In the 2020s, everything is about multi-alignment and ongoing risk re-balancing.
After over 10 years of repeated crisis, all traditional economic powers including Switzerland, maintain a privileged position in the global economy and each of them faces new risks and uncertain challenges. A decade of stagnant growth, combined with low-interest rates proving privates, institutionals and corporates with low borrowing costs, has made the rise in social inequality and in social relationships undeniable.
Geopolitical tensions, the highest since post-World War order, and the pandemic, have also made it undeniable that globalization has come to a halt. The most recent wave of insolvencies amongst US small banks and of Credit Suisse evidences how structural flaws remain a key weakness in times of economic and of monetary policy turns. It proves orthodox competence in good financial planning, and best-in-class governance, evolved to be of the essence for shaping order and effectively serve sustainable and long-term objectives, purposes, values.

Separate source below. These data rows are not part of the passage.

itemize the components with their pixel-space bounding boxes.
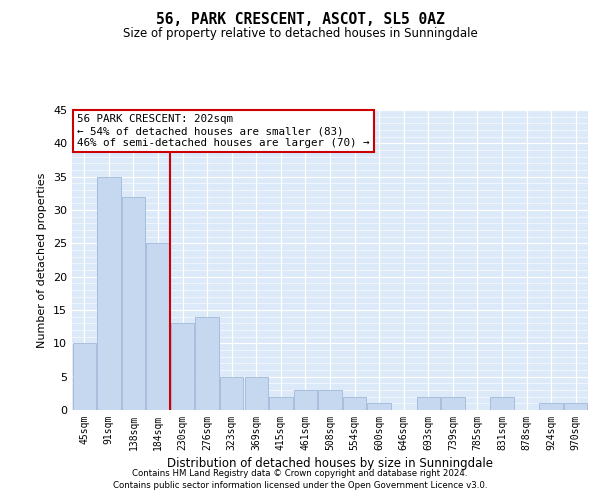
Bar — [319, 390, 341, 410]
Bar — [245, 376, 268, 410]
Text: 56, PARK CRESCENT, ASCOT, SL5 0AZ: 56, PARK CRESCENT, ASCOT, SL5 0AZ — [155, 12, 445, 28]
Bar — [122, 196, 145, 410]
Bar — [367, 404, 391, 410]
Bar — [294, 390, 317, 410]
X-axis label: Distribution of detached houses by size in Sunningdale: Distribution of detached houses by size … — [167, 457, 493, 470]
Bar — [196, 316, 219, 410]
Y-axis label: Number of detached properties: Number of detached properties — [37, 172, 47, 348]
Bar — [564, 404, 587, 410]
Bar — [441, 396, 464, 410]
Text: Size of property relative to detached houses in Sunningdale: Size of property relative to detached ho… — [122, 28, 478, 40]
Bar — [220, 376, 244, 410]
Text: Contains public sector information licensed under the Open Government Licence v3: Contains public sector information licen… — [113, 481, 487, 490]
Bar — [171, 324, 194, 410]
Bar — [490, 396, 514, 410]
Bar — [539, 404, 563, 410]
Bar — [416, 396, 440, 410]
Text: 56 PARK CRESCENT: 202sqm
← 54% of detached houses are smaller (83)
46% of semi-d: 56 PARK CRESCENT: 202sqm ← 54% of detach… — [77, 114, 370, 148]
Bar — [73, 344, 96, 410]
Bar — [146, 244, 170, 410]
Bar — [343, 396, 366, 410]
Bar — [97, 176, 121, 410]
Bar — [269, 396, 293, 410]
Text: Contains HM Land Registry data © Crown copyright and database right 2024.: Contains HM Land Registry data © Crown c… — [132, 468, 468, 477]
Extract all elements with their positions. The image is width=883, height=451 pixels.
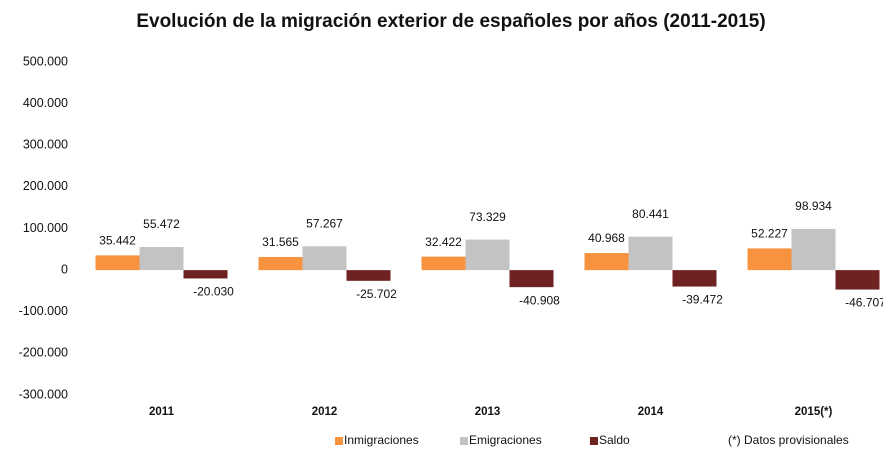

The unity and resilience of democratic structures supporting sovereignty, territorial integrity and civil values in the face of Ukraine invasion, as well as the strong migratory flows also from Turkey, demonstrate that the power of dualistic frameworks counterposing democracy versus autocracy, does not hold in today’s more complex, more connected world, where the pace of events is also subject to accelerations boosted by technology, interconnectedness, and not the least by social media.
Facing all of this, the key risks we see remain liquidity in investments, high leverage (or debt) in both private households, institutional and corporates, with concentrations in specific asset classes making portfolios more vulnerable and exposed. Cyber-security, deceptive AI-models, climate-related threats which correlate to unpredictable pandemic outbursts, social and geopolitical tensions stay high on global risk agendas.
Monitoring of liquidity and of concentrations, alongside prudent in-depth analysis for re-alignment, are key actions to both preserve capital and to de-risk, and at the same time to keep competitive, as volatility may still be interesting for trading while it makes investments more difficult. Alternatives, from traditional to commodities to new classes, continue to be subject to similar challenges and to a variety of re-balancing ahead, noting that both new technologies, which continue to be more profitable for insiders, and ESG investments, are undergoing major developments.
Insofar, Switzerland has managed to keep structural inflation contained and its growth pace on forecast with moderate yet positive growth, thus consolidating its position as long-term, solid pillar for civil, financial, innovative excellence and entrepreneurial values, albeit it still faces structural and geopolitical challenges ahead.
Multi-alignment amongst critical—and sometimes unpredictable—forces, is part of the risk study in the world’s next stage of globalization and the next phase to stay competitive.